Получается, что в семье происходила такая подмена – реальность уплывала куда-то, а на ее место приплывала некая иллюзия, некая фальшивая ситуация. В результате оба ребенка были крайне эмоционально фрустрированы, то есть они испытывали постоянное напряжение и у них уже не было надежды на то, что будет какой-то нормальный, открытый эмоциональный разговор. Ни с мамой этого не было отношения открытого, ни с отцом. Причем отец был довольно авторитарный, жесткий, требовательный и вместо того, чтобы, приезжая на неделю раз в два месяца, обнимать своих детей, любить их и как-то с ними проводить время, он их критиковал, ругал и отчитывал. То есть это ожидание двух детей, ожидание отца, заканчивалось слезами, наказаниями, требованиями, упреками и заданием на следующие два месяца. То есть вся ситуация была психологически глубоко не здоровой, но трактовалась она, как здоровая.

В результате мы получили такую абсолютную дисфункциональную семью, при том, что в духовном плане все вроде было хорошо, но не в психологическом. Все, конечно, такая дисфункциональность не бывает без последствий. Поэтому такие напряжения у детей оказались… довели их до такого тяжелого состояния. У девочки были свои претензии к отцу, свои боли, свои страхи, когда я ее спрашивала: «А что вы делаете, когда вы открываете кран и когда вы закрываете кран?» – она мне говорила: «Я борюсь со злом».

Понимаете, в результате такого общего дисфункционального фона, у нее эти уровни психологический и духовный слепились и это действительно ситуация была абсолютно неразрешимая, пока мы не стали работать с теми реальными проблемами, которые были в жизни молодого человека и девушки. А именно – потребность в поддержке, потребность в тепле, потребность в отношениях, право на выражение своих чувств и право вообще на правду. И когда были проведены эти разговоры, были включены в работу и мама, и папа, и слава Богу, им хватило ума и мудрости, и любви к детям, чтобы понять, что происходило.

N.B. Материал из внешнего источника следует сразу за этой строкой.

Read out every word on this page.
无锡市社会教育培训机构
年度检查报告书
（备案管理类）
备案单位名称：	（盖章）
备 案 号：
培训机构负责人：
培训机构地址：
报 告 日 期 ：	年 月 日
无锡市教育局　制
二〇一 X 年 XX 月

Им было очень жалко, что было то, что было и они как бы даже признавали это в результате в какой-то момент даже извинились перед своими детьми. Это была точка глубокого внутреннего примирения, потому что дети даже никогда не предполагали, что папа и мама могут быть неправы и могут это признать. И в каком-то плане, когда была исцелена эта психологическая ситуация, которая долгие годы была не осознанна и совершенно не легализована, грубо говоря, произошло психологическое исцеление.

И тогда эти уровни – психологический и духовный совпали, соединились и произошло то, что называется «синергия», усиление того и другого пластов. И жизнь их в церкви стала куда более глубокой, искренней и совместной. Потому что до этой работы их отношения с Богом были у каждого свои – это была не семья перед Богом, это был каждый в одиночестве перед Богом. После того, как решена была психологическая проблема, перед Богом встала семья – любящая и заботящаяся друг о друге.